Presiding over the assembly session, Mr Mazari also agreed with an opposition proposal that the secretary should submit an assessment report in the house in its next session.

He directed the secretary during the question-hour on the education department to contact local leaders in every district and tehsil to check the requirements. “The government has released a lot of funds and the secretary must check how these are being spent,” he said.

The deputy speaker supported the opposition when Parliamentary Secretary for Education Nazar Gondal replied to a question by Ms Samina Naveed, accepting that many colleges in the province were short of teaching staff.

Mr Gondal said the government was starting recruitment of teachers from this month, hoping that all colleges would have the required number of teaching staff.
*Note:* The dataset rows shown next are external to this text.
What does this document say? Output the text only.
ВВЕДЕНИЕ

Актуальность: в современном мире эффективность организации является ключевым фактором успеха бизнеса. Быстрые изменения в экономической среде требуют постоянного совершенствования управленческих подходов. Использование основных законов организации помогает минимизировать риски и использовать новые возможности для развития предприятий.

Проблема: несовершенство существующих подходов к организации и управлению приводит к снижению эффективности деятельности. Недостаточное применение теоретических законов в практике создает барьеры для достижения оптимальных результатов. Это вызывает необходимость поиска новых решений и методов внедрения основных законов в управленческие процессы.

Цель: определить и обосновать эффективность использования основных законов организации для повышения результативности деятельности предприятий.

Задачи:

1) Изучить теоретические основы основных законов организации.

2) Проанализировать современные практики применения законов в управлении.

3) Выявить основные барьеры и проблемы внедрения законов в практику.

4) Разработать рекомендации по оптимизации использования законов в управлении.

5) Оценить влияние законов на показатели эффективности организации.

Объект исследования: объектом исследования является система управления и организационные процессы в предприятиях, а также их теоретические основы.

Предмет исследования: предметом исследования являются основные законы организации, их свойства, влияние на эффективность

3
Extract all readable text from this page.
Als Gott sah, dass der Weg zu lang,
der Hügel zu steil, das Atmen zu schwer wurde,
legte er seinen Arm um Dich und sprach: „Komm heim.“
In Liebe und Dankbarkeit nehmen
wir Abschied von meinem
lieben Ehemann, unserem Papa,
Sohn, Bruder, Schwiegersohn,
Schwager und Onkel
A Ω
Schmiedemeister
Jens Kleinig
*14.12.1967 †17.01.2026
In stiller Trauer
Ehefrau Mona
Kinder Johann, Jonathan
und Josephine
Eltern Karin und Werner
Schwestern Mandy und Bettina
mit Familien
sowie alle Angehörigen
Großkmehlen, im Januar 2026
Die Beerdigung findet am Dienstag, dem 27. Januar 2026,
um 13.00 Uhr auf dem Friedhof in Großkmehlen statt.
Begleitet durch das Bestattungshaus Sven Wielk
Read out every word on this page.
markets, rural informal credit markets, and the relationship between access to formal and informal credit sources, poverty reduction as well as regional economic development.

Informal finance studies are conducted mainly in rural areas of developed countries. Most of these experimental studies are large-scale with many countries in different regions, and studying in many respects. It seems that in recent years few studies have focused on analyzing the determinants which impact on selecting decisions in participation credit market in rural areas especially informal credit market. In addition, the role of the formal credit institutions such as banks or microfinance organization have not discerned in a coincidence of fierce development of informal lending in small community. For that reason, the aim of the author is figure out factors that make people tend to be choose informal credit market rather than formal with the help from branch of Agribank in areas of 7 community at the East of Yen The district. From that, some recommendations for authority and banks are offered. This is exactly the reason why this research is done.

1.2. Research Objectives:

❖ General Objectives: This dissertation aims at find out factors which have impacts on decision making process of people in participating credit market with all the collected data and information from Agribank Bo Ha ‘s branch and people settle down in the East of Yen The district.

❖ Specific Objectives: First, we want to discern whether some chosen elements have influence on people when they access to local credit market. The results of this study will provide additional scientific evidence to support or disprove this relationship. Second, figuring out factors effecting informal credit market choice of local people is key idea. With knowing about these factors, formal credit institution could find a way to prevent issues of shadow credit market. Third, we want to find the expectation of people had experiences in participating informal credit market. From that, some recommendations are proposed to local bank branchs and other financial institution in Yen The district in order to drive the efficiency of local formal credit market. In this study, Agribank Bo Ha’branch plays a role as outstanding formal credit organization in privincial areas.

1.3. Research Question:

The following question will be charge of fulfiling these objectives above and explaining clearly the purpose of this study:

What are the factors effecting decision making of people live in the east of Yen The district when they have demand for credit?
The deputy speaker asked the parliamentary secretary to ensure that candidates from backward areas should be given priority in the recruitment. Introduce a special merit for them because they could not compete the candidates from developed cities in the routine process, he directed.

Earlier, a treasury bench member also complained of shortage of teachers in his home district.

His remarks were picked by opposition’s Sheikh Ejaz who said the education reform programme was not effective. “This is not an educated but a confused Punjab,” he said while ridiculing the government’s slogan about its programme.

An opposition woman member said the Government Degree College for Women, Minchanabad, was established in 1986 but still it did not have science teachers.

The parliamentary secretary said FSc classes had now been started in the college where a teacher from a men college was teaching chemistry.